Mrs. Stoddard said nothing to Anne of the trouble at the spring, and when Anne would have explained her part in it, her friend said quickly: “Captain Enos is not displeased with you, Anne. He thinks the Cary children not well taught at home, and says for you not to play with them,” so that Anne had gone happily back to her playhouse, and told “Martha” that there was no one so good as Mistress and Captain Stoddard, “except my dear father,” the little girl had added loyally.

“Now, Martha, you must be a good and quiet child,” she advised, “for after this you will live in the house with me. You can come out here to play with me, but every night you are to sleep in my bed; and it may be, Mistress Stoddard will let you rest in the kitchen now and then, and you may go with me over the pasture hill to see Brownie.”

The big British ships lay quietly at anchor for several days. The men came ashore in boat-loads, washed their clothes at the spring, bought such provisions as the little settlement could offer, and wandered about the shore. The citizens treated them not uncivilly, for since the men of Province Town were unable to make any resistance to those they felt to be their country’s foes, they knew it to be best to be silent and accept the authority they had not the strength to defy. So the fishing-boats swung at anchor in the harbor, and the men lingered about the landing, or fished for plaice fish and sole from their dories near shore.

“We’ll be poor indeed when frost comes,” complained Mrs. Stoddard; “my molasses keg is near empty now, and the meal barrel not half full. If those Britishers do not soon leave the harbor so that the men can get back to the fishing, this place will know hunger, for our larder is no poorer than our neighbors’.”

“Yes,” agreed Captain Enos, “the whole coast is feeling the king’s displeasure because we will not pay him taxes to fill his pockets, and make slaves of us. I wish we had some news of our Boston friends. The Freemans are well to do, but with Boston beset on all sides with British soldiers they may be hard pressed.”

“’Twill come to worse yet, be sure,” predicted Mrs. Stoddard gloomily.

It was but a few days after this when with joyful songs the British sailors made ready to sail, and on a bright July morning the vessels, taking advantage of a fair wind, bent their sails and skimmed away up the coast.

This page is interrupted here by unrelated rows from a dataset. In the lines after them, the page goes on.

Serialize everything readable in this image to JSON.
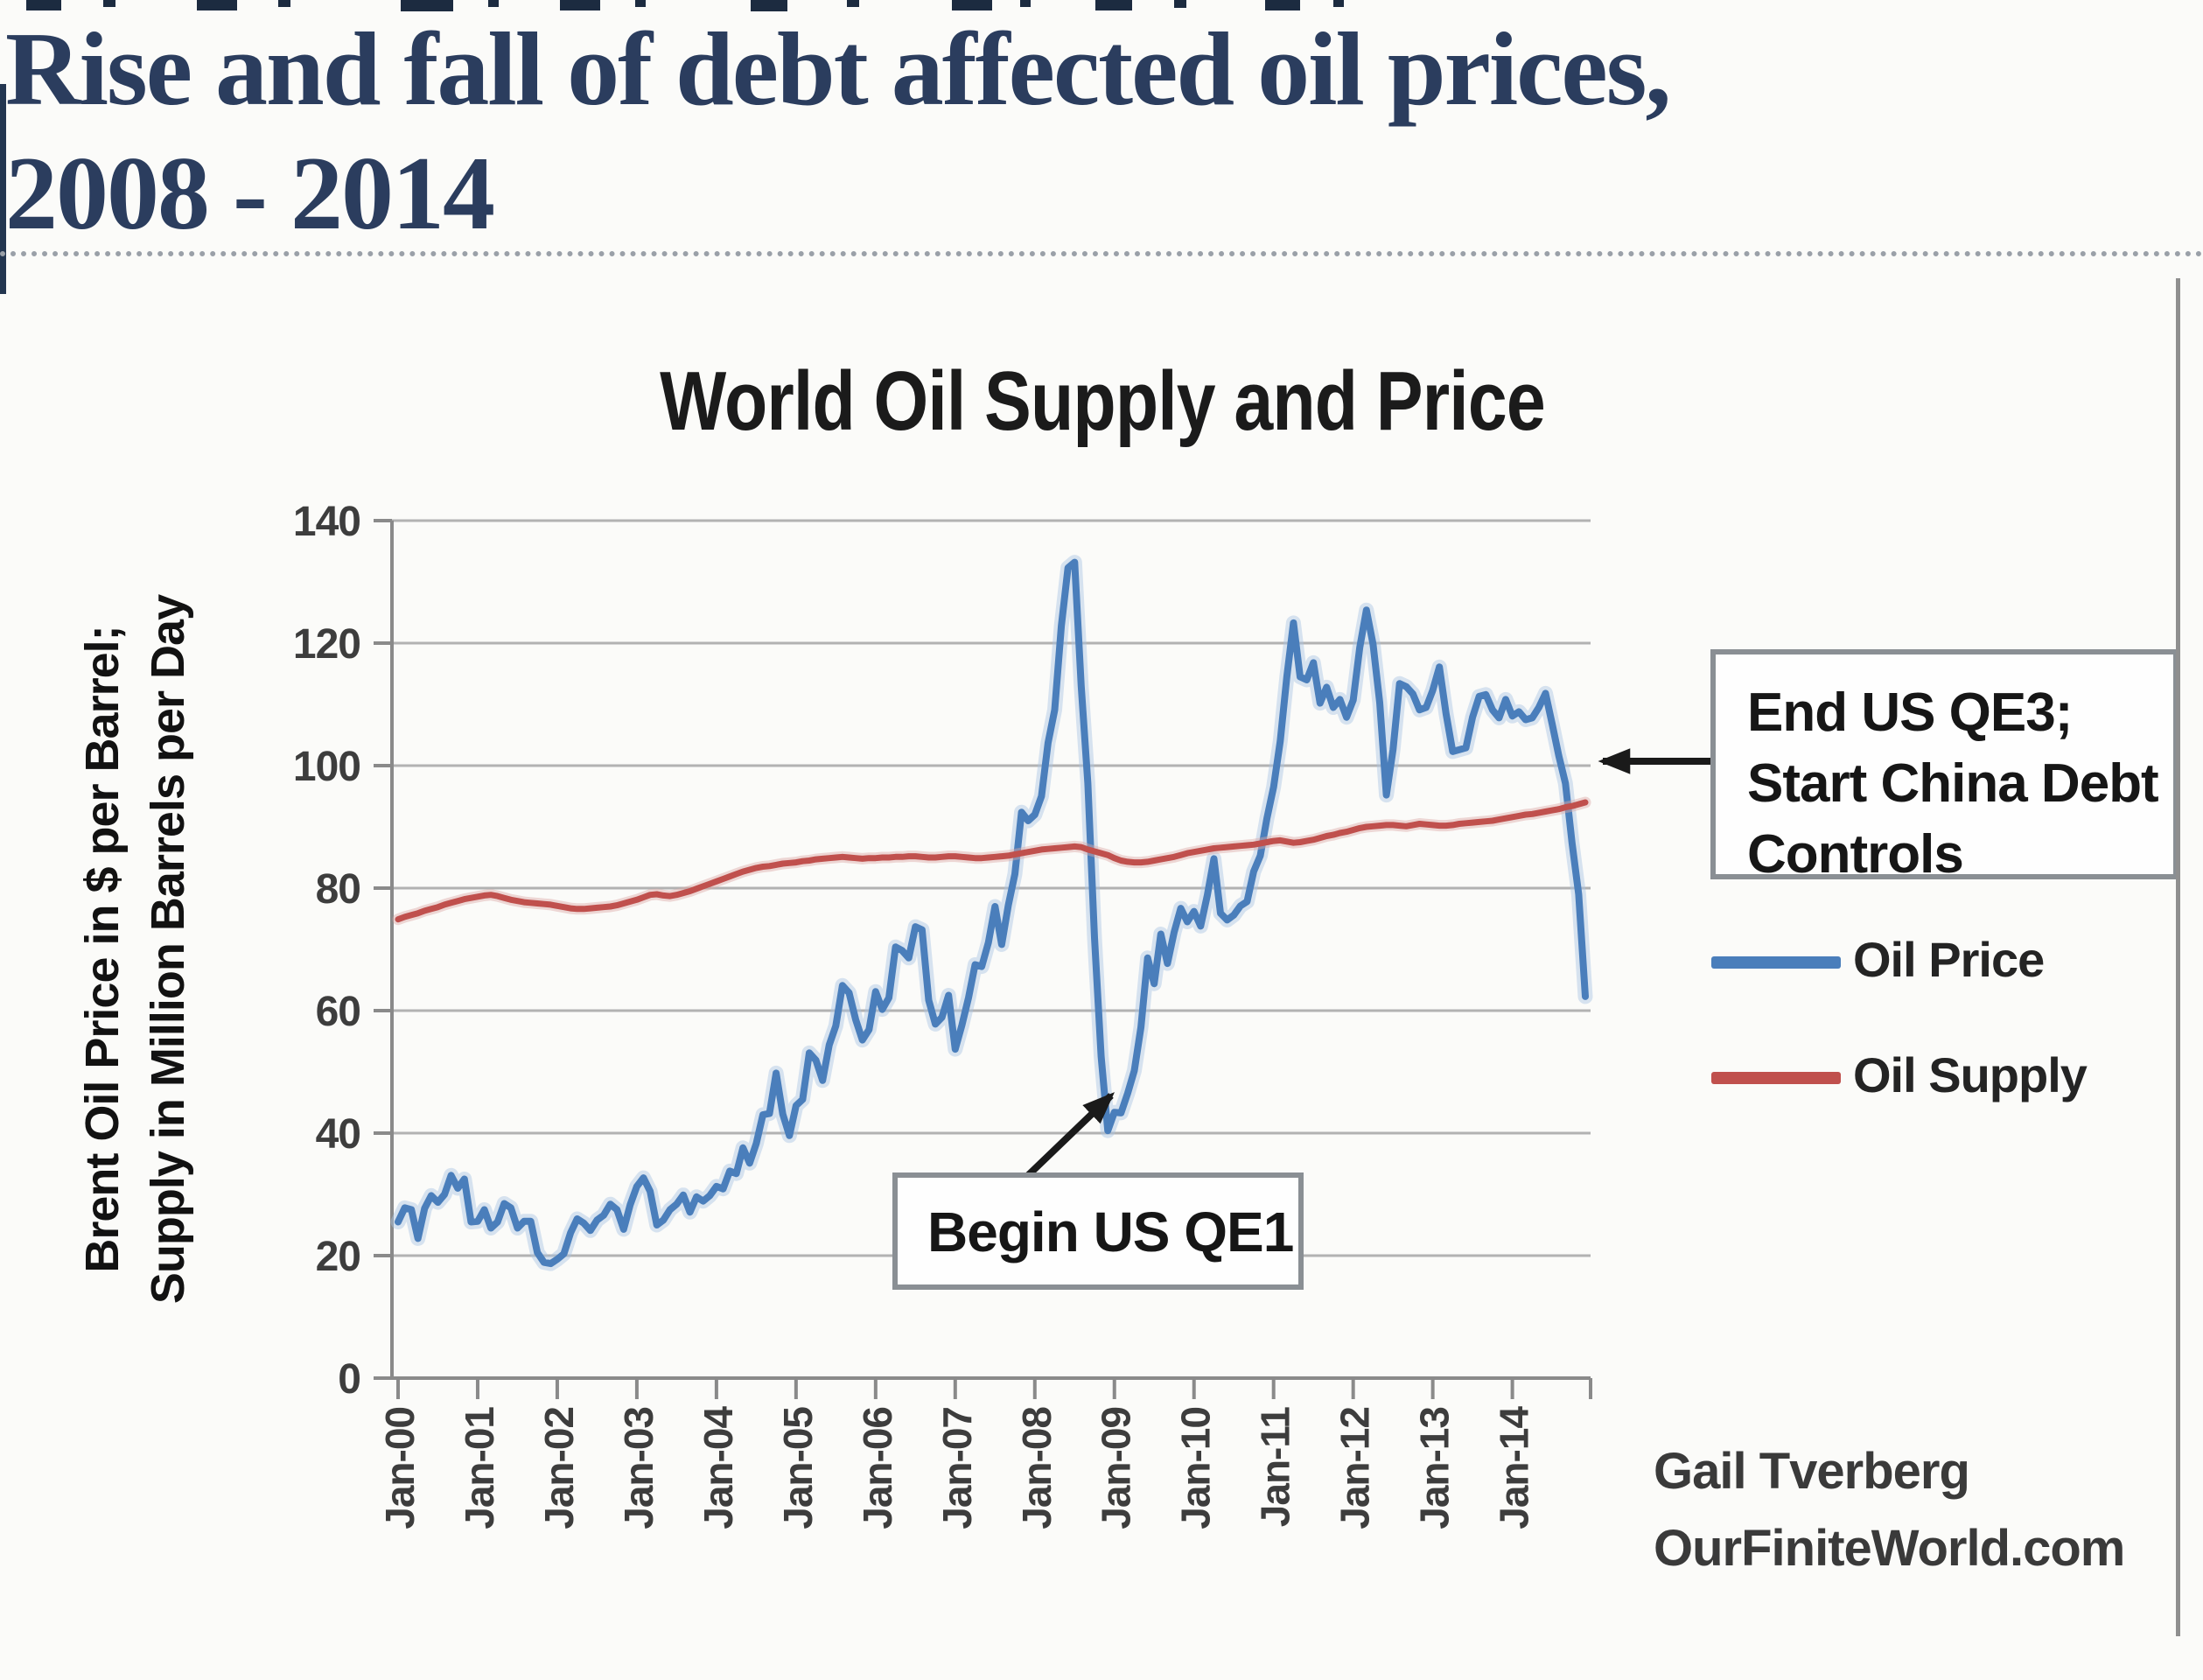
{
  "slide": {
    "title_line1": "Rise and fall of debt affected oil prices,",
    "title_line2": "2008 - 2014",
    "title_color": "#2b3d5e"
  },
  "annotations": {
    "qe3_line1": "End US QE3;",
    "qe3_line2": "Start China Debt",
    "qe3_line3": "Controls",
    "qe1_text": "Begin US QE1"
  },
  "credit": {
    "line1": "Gail Tverberg",
    "line2": "OurFiniteWorld.com"
  },
  "chart_data": {
    "type": "line",
    "title": "World Oil Supply and Price",
    "ylabel_line1": "Brent Oil Price in $ per Barrel;",
    "ylabel_line2": "Supply in Million Barrels per Day",
    "xlabel": "",
    "ylim": [
      0,
      140
    ],
    "ytick_step": 20,
    "yticks": [
      0,
      20,
      40,
      60,
      80,
      100,
      120,
      140
    ],
    "x_tick_labels": [
      "Jan-00",
      "Jan-01",
      "Jan-02",
      "Jan-03",
      "Jan-04",
      "Jan-05",
      "Jan-06",
      "Jan-07",
      "Jan-08",
      "Jan-09",
      "Jan-10",
      "Jan-11",
      "Jan-12",
      "Jan-13",
      "Jan-14"
    ],
    "x_unit": "months, Jan-2000 through Dec-2014",
    "grid": "horizontal",
    "grid_color": "#b2b2b2",
    "axis_color": "#8a8a8a",
    "legend_position": "right",
    "series": [
      {
        "name": "Oil Price",
        "color": "#4a7ebb",
        "halo": "#a9c4e3",
        "values": [
          25.5,
          27.8,
          27.5,
          22.8,
          27.7,
          29.8,
          28.7,
          30.0,
          33.1,
          31.0,
          32.5,
          25.5,
          25.6,
          27.5,
          24.5,
          25.5,
          28.5,
          27.8,
          24.5,
          25.6,
          25.6,
          20.5,
          18.9,
          18.7,
          19.4,
          20.3,
          23.7,
          26.0,
          25.3,
          24.1,
          25.8,
          26.6,
          28.4,
          27.5,
          24.3,
          28.3,
          31.3,
          32.7,
          30.5,
          25.0,
          25.8,
          27.5,
          28.4,
          29.9,
          27.1,
          29.6,
          28.9,
          29.8,
          31.3,
          30.9,
          33.8,
          33.4,
          37.6,
          35.1,
          38.3,
          43.0,
          43.2,
          49.8,
          43.1,
          39.6,
          44.5,
          45.5,
          53.1,
          51.9,
          48.6,
          54.4,
          57.5,
          64.1,
          62.9,
          58.5,
          55.2,
          56.9,
          63.1,
          60.2,
          62.1,
          70.4,
          69.8,
          68.6,
          73.7,
          73.2,
          61.7,
          57.8,
          58.9,
          62.5,
          53.7,
          57.6,
          62.1,
          67.5,
          67.2,
          71.1,
          77.0,
          70.8,
          77.2,
          82.3,
          92.4,
          91.0,
          92.0,
          95.0,
          103.7,
          109.1,
          122.8,
          132.3,
          133.2,
          113.0,
          97.1,
          71.9,
          52.5,
          40.4,
          43.4,
          43.3,
          46.5,
          50.2,
          57.3,
          68.6,
          64.4,
          72.5,
          67.7,
          72.8,
          76.7,
          74.5,
          76.2,
          73.8,
          78.8,
          84.8,
          75.9,
          74.8,
          75.6,
          77.1,
          77.8,
          82.7,
          85.3,
          91.4,
          96.5,
          104.0,
          114.6,
          123.3,
          114.5,
          114.0,
          116.8,
          110.2,
          112.8,
          109.5,
          110.8,
          107.9,
          110.7,
          119.3,
          125.4,
          119.8,
          110.3,
          95.2,
          102.6,
          113.4,
          112.9,
          111.7,
          109.1,
          109.5,
          112.3,
          116.1,
          108.5,
          102.3,
          102.6,
          102.9,
          107.9,
          111.3,
          111.6,
          109.1,
          107.8,
          110.8,
          108.1,
          108.8,
          107.5,
          107.8,
          109.5,
          111.8,
          106.8,
          101.6,
          97.1,
          87.4,
          79.0,
          62.3
        ]
      },
      {
        "name": "Oil Supply",
        "color": "#c0504d",
        "halo": "#dba8a6",
        "values": [
          74.9,
          75.3,
          75.6,
          75.9,
          76.3,
          76.6,
          76.9,
          77.3,
          77.6,
          77.9,
          78.2,
          78.4,
          78.6,
          78.8,
          78.9,
          78.7,
          78.4,
          78.1,
          77.9,
          77.7,
          77.6,
          77.5,
          77.4,
          77.3,
          77.1,
          76.9,
          76.7,
          76.6,
          76.6,
          76.7,
          76.8,
          76.9,
          77.0,
          77.2,
          77.5,
          77.8,
          78.1,
          78.5,
          78.9,
          79.0,
          78.8,
          78.7,
          78.9,
          79.2,
          79.5,
          79.9,
          80.3,
          80.7,
          81.1,
          81.5,
          81.9,
          82.3,
          82.7,
          83.0,
          83.3,
          83.5,
          83.6,
          83.8,
          84.0,
          84.1,
          84.2,
          84.4,
          84.5,
          84.7,
          84.8,
          84.9,
          85.0,
          85.1,
          85.0,
          84.9,
          84.8,
          84.9,
          84.9,
          85.0,
          85.0,
          85.1,
          85.1,
          85.2,
          85.2,
          85.1,
          85.0,
          85.0,
          85.1,
          85.2,
          85.2,
          85.1,
          85.0,
          84.9,
          84.9,
          85.0,
          85.1,
          85.2,
          85.3,
          85.5,
          85.7,
          85.9,
          86.1,
          86.3,
          86.4,
          86.5,
          86.6,
          86.7,
          86.8,
          86.7,
          86.3,
          86.0,
          85.7,
          85.4,
          84.9,
          84.5,
          84.3,
          84.2,
          84.2,
          84.3,
          84.5,
          84.7,
          84.9,
          85.1,
          85.4,
          85.7,
          85.9,
          86.1,
          86.3,
          86.5,
          86.6,
          86.7,
          86.8,
          86.9,
          87.0,
          87.1,
          87.3,
          87.5,
          87.7,
          87.8,
          87.6,
          87.4,
          87.5,
          87.7,
          87.9,
          88.2,
          88.5,
          88.7,
          89.0,
          89.2,
          89.5,
          89.8,
          90.0,
          90.1,
          90.2,
          90.3,
          90.3,
          90.2,
          90.1,
          90.3,
          90.5,
          90.4,
          90.3,
          90.2,
          90.2,
          90.3,
          90.5,
          90.6,
          90.7,
          90.8,
          90.9,
          91.0,
          91.2,
          91.4,
          91.6,
          91.8,
          92.0,
          92.1,
          92.3,
          92.5,
          92.7,
          92.9,
          93.2,
          93.4,
          93.7,
          94.0
        ]
      }
    ]
  }
}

“They are bound for Boston,” declared Captain Enos, “and ’Tis soon enough they’ll be back again. The Boston folk will not let them come to anchor, I’ll be bound.”

Hardly had the ships got under headway before the fishermen were rowing out to their sailboats, and soon the little fleet was under sail bound off Race Point toward the fishing grounds.

“Now, Anne, you had best go after Brownie and bring her back to her old pasture. I like not the long tramp morning and night to milk the creature,” said Mrs. Stoddard, and she watched Anne, with the wooden doll clasped in her arm, go obediently off on her errand.